I personally like Jackie Chan's newer movies-  sorry, I'm not into anything "serious" when it comes to MA movies.  3 Ninjas, and the Karate Kid movies were entertaining as well.


----------



## Solidman82 (Oct 17, 2005)

I am enraged by Ralph Maccio for one reason and one reason only. I tell people that I do martial arts and suddenly, I'm the Karate kid....... I've never done karate, never been in a karate tournament, never even stepped inside a karate dojo! STOP CALLING ME THIS!!!!

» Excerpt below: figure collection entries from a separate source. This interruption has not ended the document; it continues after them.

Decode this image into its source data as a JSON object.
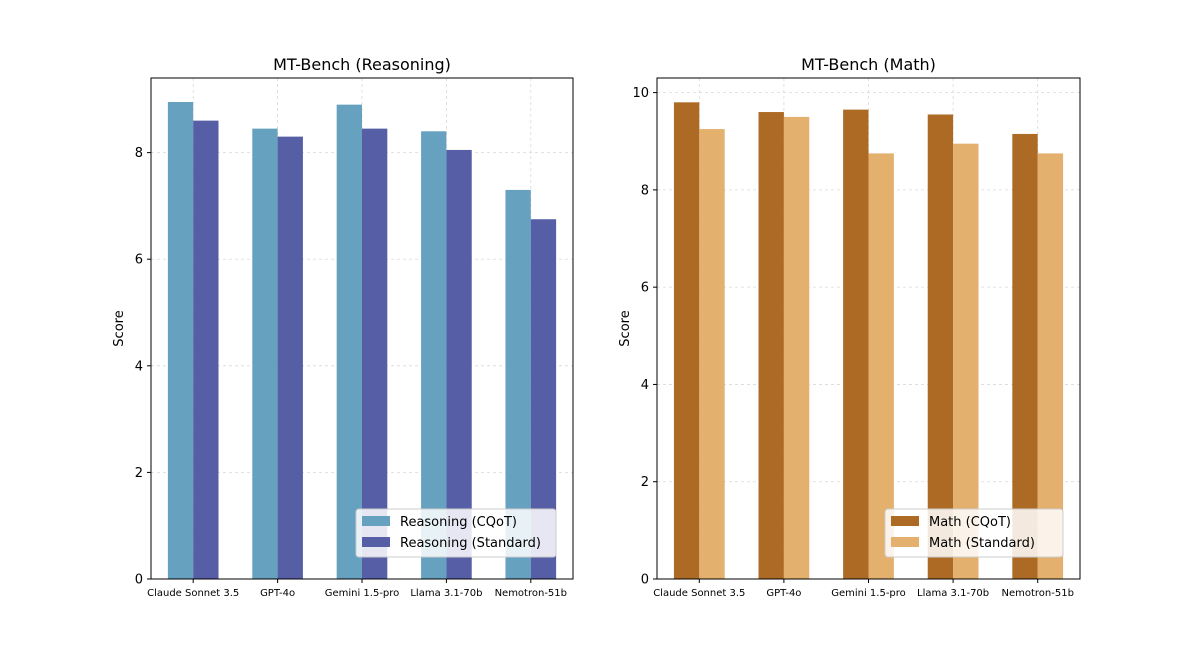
{
  "chart_data": [
    {
      "type": "bar",
      "title": "MT-Bench (Reasoning)",
      "xlabel": "",
      "ylabel": "Score",
      "ylim": [
        0,
        9.4
      ],
      "yticks": [
        0,
        2,
        4,
        6,
        8
      ],
      "grid": true,
      "legend_position": "bottom-right",
      "categories": [
        "Claude Sonnet 3.5",
        "GPT-4o",
        "Gemini 1.5-pro",
        "Llama 3.1-70b",
        "Nemotron-51b"
      ],
      "series": [
        {
          "name": "Reasoning (CQoT)",
          "color": "#66A1C0",
          "values": [
            8.95,
            8.45,
            8.9,
            8.4,
            7.3
          ]
        },
        {
          "name": "Reasoning (Standard)",
          "color": "#565EA5",
          "values": [
            8.6,
            8.3,
            8.45,
            8.05,
            6.75
          ]
        }
      ]
    },
    {
      "type": "bar",
      "title": "MT-Bench (Math)",
      "xlabel": "",
      "ylabel": "Score",
      "ylim": [
        0,
        10.3
      ],
      "yticks": [
        0,
        2,
        4,
        6,
        8,
        10
      ],
      "grid": true,
      "legend_position": "bottom-right",
      "categories": [
        "Claude Sonnet 3.5",
        "GPT-4o",
        "Gemini 1.5-pro",
        "Llama 3.1-70b",
        "Nemotron-51b"
      ],
      "series": [
        {
          "name": "Math (CQoT)",
          "color": "#AD6A24",
          "values": [
            9.8,
            9.6,
            9.65,
            9.55,
            9.15
          ]
        },
        {
          "name": "Math (Standard)",
          "color": "#E3B06E",
          "values": [
            9.25,
            9.5,
            8.75,
            8.95,
            8.75
          ]
        }
      ]
    }
  ]
}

But I'm quite sure I'm not the only one on the forum or otherwise that's had this happen.


----------



## arnisador (Oct 17, 2005)

Oh yeah, all the time. But blame the writers and the producers, not the actor.


----------



## Solidman82 (Oct 17, 2005)

oh definitely, it's just annoying that every time people see a martial artist, they see Maccio


----------



## Navarre (Oct 17, 2005)

Y'know, Columbia Pictures had to pay DC Comics to even use the name "Karate Kid".  DC already has a character who goes by the name Karate Kid. 

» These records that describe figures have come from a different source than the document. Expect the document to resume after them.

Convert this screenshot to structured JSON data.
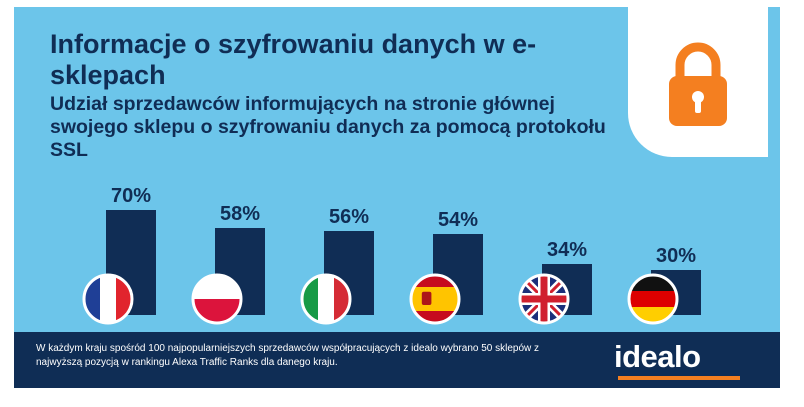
{
  "header": {
    "title": "Informacje o szyfrowaniu danych w e-sklepach",
    "subtitle": "Udział sprzedawców informujących na stronie głównej swojego sklepu o szyfrowaniu danych za pomocą protokołu SSL"
  },
  "footer": {
    "note": "W każdym kraju spośród 100 najpopularniejszych sprzedawców współpracujących z idealo wybrano 50 sklepów z najwyższą pozycją w rankingu Alexa Traffic Ranks dla danego kraju.",
    "logo": "idealo"
  },
  "icons": {
    "lock": "lock-icon"
  },
  "colors": {
    "background": "#6cc5ea",
    "bar": "#102d55",
    "text": "#102d55",
    "footer": "#0f2d55",
    "accent": "#f47f20"
  },
  "chart_data": {
    "type": "bar",
    "title": "Informacje o szyfrowaniu danych w e-sklepach",
    "subtitle": "Udział sprzedawców informujących na stronie głównej swojego sklepu o szyfrowaniu danych za pomocą protokołu SSL",
    "categories": [
      "Francja",
      "Polska",
      "Włochy",
      "Hiszpania",
      "Wielka Brytania",
      "Niemcy"
    ],
    "flags": [
      "flag-france-icon",
      "flag-poland-icon",
      "flag-italy-icon",
      "flag-spain-icon",
      "flag-uk-icon",
      "flag-germany-icon"
    ],
    "values": [
      70,
      58,
      56,
      54,
      34,
      30
    ],
    "labels": [
      "70%",
      "58%",
      "56%",
      "54%",
      "34%",
      "30%"
    ],
    "ylim": [
      0,
      100
    ],
    "unit": "%",
    "xlabel": "",
    "ylabel": "",
    "grid": false
  }
}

He's a member of The Legion of Super-Heroes.  The comic is about a group of teenagers in the 30th (now 31st) century.  He's from Earth.  He's one of the foremost martial artists in the galaxy. ... just sayin'.


----------



## arnisador (Oct 17, 2005)

Is that true? I know of the charcater, but could DC really enforce a trademark on it against the movie?


----------



## Navarre (Oct 17, 2005)

I'm not kidding. If you watch the end credits of the movie, they refer specifically to DC Comics and the name "Karate Kid".


----------



## arnisador (Oct 17, 2005)

This slays me! I was a fan of the Legion as a kid, but thinking they had to pay for this...that's insane! Maybe they were just playing it safe.


----------



## Navarre (Oct 18, 2005)

Could be. The movie was popular so I'm sure they didn't want to risk having to pay royalities or damages. I mean, Daniel LaRusso (aka Daniel-san) is about as far from Val Armorr (aka The Legion's Karate Kid) as it gets. 

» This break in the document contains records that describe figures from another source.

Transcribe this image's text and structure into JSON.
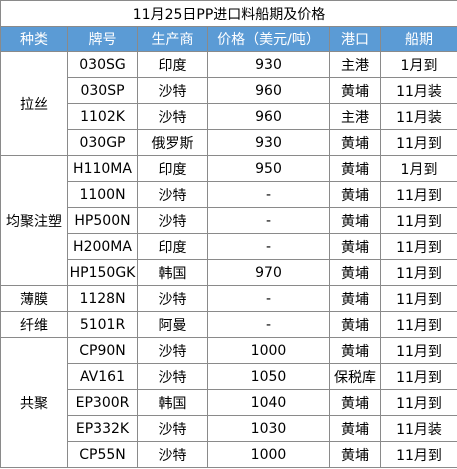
{
  "title": "11月25日PP进口料船期及价格",
  "headers": [
    "种类",
    "牌号",
    "生产商",
    "价格（美元/吨）",
    "港口",
    "船期"
  ],
  "groups": [
    {
      "category": "拉丝",
      "rows": [
        [
          "030SG",
          "印度",
          "930",
          "主港",
          "1月到"
        ],
        [
          "030SP",
          "沙特",
          "960",
          "黄埔",
          "11月装"
        ],
        [
          "1102K",
          "沙特",
          "960",
          "主港",
          "11月装"
        ],
        [
          "030GP",
          "俄罗斯",
          "930",
          "黄埔",
          "11月到"
        ]
      ]
    },
    {
      "category": "均聚注塑",
      "rows": [
        [
          "H110MA",
          "印度",
          "950",
          "黄埔",
          "1月到"
        ],
        [
          "1100N",
          "沙特",
          "-",
          "黄埔",
          "11月到"
        ],
        [
          "HP500N",
          "沙特",
          "-",
          "黄埔",
          "11月到"
        ],
        [
          "H200MA",
          "印度",
          "-",
          "黄埔",
          "11月到"
        ],
        [
          "HP150GK",
          "韩国",
          "970",
          "黄埔",
          "11月到"
        ]
      ]
    },
    {
      "category": "薄膜",
      "rows": [
        [
          "1128N",
          "沙特",
          "-",
          "黄埔",
          "11月到"
        ]
      ]
    },
    {
      "category": "纤维",
      "rows": [
        [
          "5101R",
          "阿曼",
          "-",
          "黄埔",
          "11月到"
        ]
      ]
    },
    {
      "category": "共聚",
      "rows": [
        [
          "CP90N",
          "沙特",
          "1000",
          "黄埔",
          "11月到"
        ],
        [
          "AV161",
          "沙特",
          "1050",
          "保税库",
          "11月到"
        ],
        [
          "EP300R",
          "韩国",
          "1040",
          "黄埔",
          "11月到"
        ],
        [
          "EP332K",
          "沙特",
          "1030",
          "黄埔",
          "11月装"
        ],
        [
          "CP55N",
          "沙特",
          "1000",
          "黄埔",
          "11月到"
        ]
      ]
    }
  ],
  "colors": {
    "header_bg": "#5b9bd5",
    "header_text": "#ffffff",
    "border": "#8a8a8a"
  }
}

In the past The Legion's Karate Kid was a caucasian although the new series has revamped the characters and now he's Asian. Comics were never very PC back in the day. Almost everyone was white. The ones that weren't had names like Black Panther, Black Thunder..you get the picture. Fortunately things have evolved.


----------



## DutchKenpo (Oct 19, 2005)

Well I don't know exactly what film started my enthusiasm for MA, but I loved Bud Spencer and Terrence Hill.
They don't make films like that anymore. Too Bad.

grtz, Bob Hessel


----------



## AdrenalineJunky (Oct 28, 2005)

Paulo Tocha, Blood Sport (Sad, I know!)

















Hey, I was only, like, 10. Speakman got me interested in arnis (or whatever stick-fighting is called now-a-days) and EPAK. I still watch all those old, lame movies when they're on. . .I can't help myself.


----------



## Agrosch (Nov 7, 2005)

Jet Li, but not the actor. The real Jet Li. It's amazing, he's quite amazing. If you ever get the time read some of the Essays on his growing up in the Martial Arts. Quite a good read. 

I think it's good, while the fights are rehearsed and usually hammed up, they are real. Generaly. It's a good way to spread the intrest in martial arts. This is very good. I honestly believe that if the world was in Martial arts less tragedy would happen. Some still would because stupid peopel will always be stupid..
Anyways.
It's a good way to spread martial arts around the world.
I support it 100%.


----------



## OnlyAnEgg (Nov 8, 2005)

Movies, of course, spurred my interest in the arts.  Starting at a later age in life, I went into MA knowing full well I would never be Wong Fei Hung (as portrayed by Jackie Chan).  I went in because of movies. I stay because of me.

I agree that anything that creates an interest and desire for MA should be encouraged; be it Turtles, Chachis, Jackies, Jets, Bruces or Bunnies.


----------



## Solidman82 (Nov 8, 2005)

Um......I'm not so sure about the bunnies man.


----------



## Navarre (Nov 14, 2005)

If anyone cares, I found the original _Best of the Best_ on dvd at Best Buy this week. I had looked for years for it on dvd but it was unavailable. 

The dvd is simple; no booklet insert, cool design, or special features. I was glad to have found it though.


----------



## arnisador (Nov 14, 2005)

How much are they asking for it?


----------



## Navarre (Nov 14, 2005)

I think it was $14.99, standard price. Well worth it.


----------



## Solidman82 (Nov 14, 2005)

A classic TKD movie for all time, good job on the treasure Navarre.


----------



## Icewater (Nov 14, 2005)

Definately an early american karate classic.


----------